The invention is based on a priority application EP 03292040.7 which is hereby incorporated by reference.
The present invention relates to the field of telecommunications and more particularly to a method and apparatus for optical signal transmission.
Today telecommunication systems mainly rely on optical transmission in the backbone network but with signal processing and switching still being electrical. Future telecommunication networks, however, will eventually incorporate all-optical signal processing and transparent optical switching. Moreover, while today's optical transmission systems use multiplexing schemes such as time division multiplexing or wavelength multiplexing with permanent or semi-permanent bandwidth allocation, future networks are expected to employ optical packet switching and statistical multiplexing. Optical packet switching means that short optical bursts are switched on an individual basis through the network.

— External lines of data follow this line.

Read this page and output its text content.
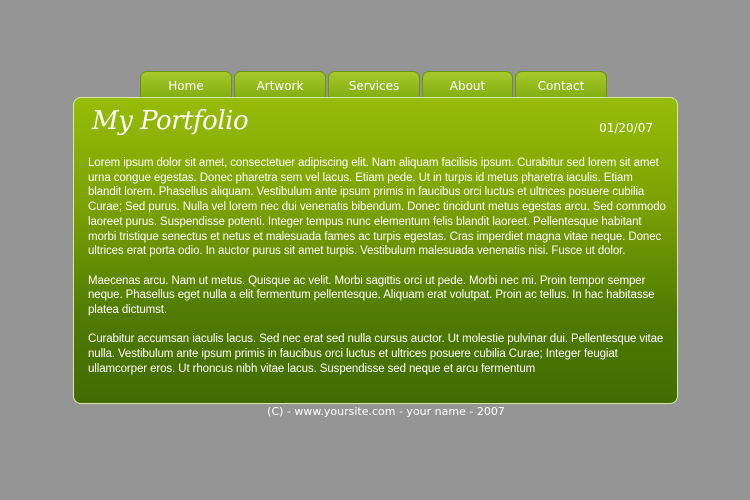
Home	Artwork	Services	About	Contact
My Portfolio	01/20/07

Lorem ipsum dolor sit amet, consectetuer adipiscing elit. Nam aliquam facilisis ipsum. Curabitur sed lorem sit amet urna congue egestas. Donec pharetra sem vel lacus. Etiam pede. Ut in turpis id metus pharetra iaculis. Etiam blandit lorem. Phasellus aliquam. Vestibulum ante ipsum primis in faucibus orci luctus et ultrices posuere cubilia Curae; Sed purus. Nulla vel lorem nec dui venenatis bibendum. Donec tincidunt metus egestas arcu. Sed commodo laoreet purus. Suspendisse potenti. Integer tempus nunc elementum felis blandit laoreet. Pellentesque habitant morbi tristique senectus et netus et malesuada fames ac turpis egestas. Cras imperdiet magna vitae neque. Donec ultrices erat porta odio. In auctor purus sit amet turpis. Vestibulum malesuada venenatis nisi. Fusce ut dolor.

Maecenas arcu. Nam ut metus. Quisque ac velit. Morbi sagittis orci ut pede. Morbi nec mi. Proin tempor semper neque. Phasellus eget nulla a elit fermentum pellentesque. Aliquam erat volutpat. Proin ac tellus. In hac habitasse platea dictumst.

Curabitur accumsan iaculis lacus. Sed nec erat sed nulla cursus auctor. Ut molestie pulvinar dui. Pellentesque vitae nulla. Vestibulum ante ipsum primis in faucibus orci luctus et ultrices posuere cubilia Curae; Integer feugiat ullamcorper eros. Ut rhoncus nibh vitae lacus. Suspendisse sed neque et arcu fermentum

(C) - www.yoursite.com - your name - 2007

When an optical signal is transmitted over an optical fiber link, it is subject to signal distortion due to dispersion effects (chromatic dispersion, polarization mode dispersion) and other non-linear distortion. Optical receivers in the network are thus equipped with optical compensators and/or electrical equalizers to balance the signal distortion. Such compensators and equalizers are adjustable to allow adaptation to the actual signal distortion. A good overview over adaptive optical and electrical equalization of distorted optical signals is given in H. Bülow, “Polarization Mode Dispersion Mitigation” in J. Proakis (Ed.) “Encyclopedia of Telecommunications”, 2002, Wiley, which is incorporated by reference herein.
Today, a “blind” adaptation is used, which has a feedback loop that seeks to minimize for example the bit-error rate (BER) provided by a forward-error correction (FEC) unit or maximize the eye opening in an eye diagram. Such blind adaptation, however, is very slow compared to the length of optical bursts.

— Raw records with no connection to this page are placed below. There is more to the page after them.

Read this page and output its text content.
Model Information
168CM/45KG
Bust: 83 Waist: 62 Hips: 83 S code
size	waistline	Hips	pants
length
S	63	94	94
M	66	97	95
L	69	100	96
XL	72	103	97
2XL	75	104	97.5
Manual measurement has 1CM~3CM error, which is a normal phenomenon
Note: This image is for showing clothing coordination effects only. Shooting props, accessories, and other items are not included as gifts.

In the case of transparently switched optical networks, an optical signal might be re-routed via an alternate optical link and thus experience different dispersion or might experience varying non-linear distortion in the case of changing load of optical add/drop-multiplexers. Thus adaptation within a few milliseconds or even faster would be necessary. Furthermore, in optical packet-switched networks, different optical packets on the same fiber link may come via different optical paths from different sources in the network so that adaptation to each individual optical packet within a few nanoseconds might be requested. The fast adaptation thus required is orders of magnitudes to fast for known blind adaptation schemes.

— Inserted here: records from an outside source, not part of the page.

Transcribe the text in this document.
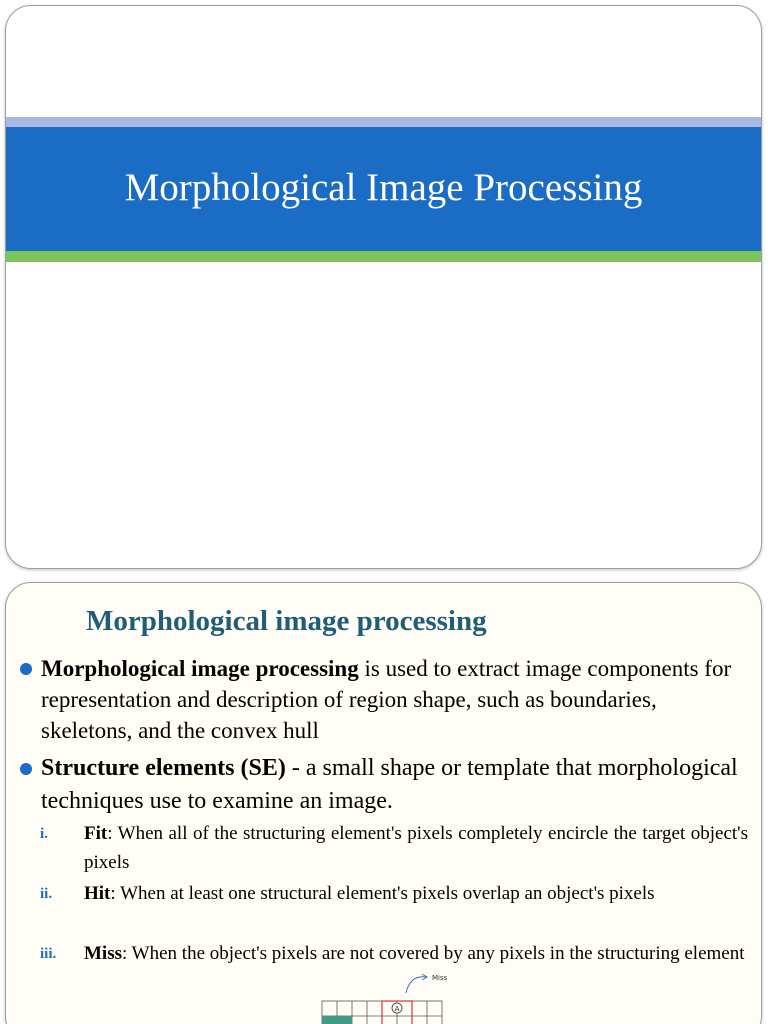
Morphological Image Processing
Morphological image processing
Morphological image processing is used to extract image components for representation and description of region shape, such as boundaries, skeletons, and the convex hull
Structure elements (SE) - a small shape or template that morphological techniques use to examine an image.
i. Fit: When all of the structuring element's pixels completely encircle the target object's pixels
ii. Hit: When at least one structural element's pixels overlap an object's pixels
iii. Miss: When the object's pixels are not covered by any pixels in the structuring element
A
Miss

In mobile radio networks, it has been proposed to use reference signals to allow fast time and frequency synchronization, see U.S. Pat. No. 5,936,961. In this different technical field, however, one has to deal with very different technical problems at much lower bitrates as compared to optical signal transmission, such as multipath propagation, fading, power control, and signal coding.
It is thus an object of the present invention to provide an adaptation of optical compensators and/or electrical equalizers in optical receivers of an optical transmission network.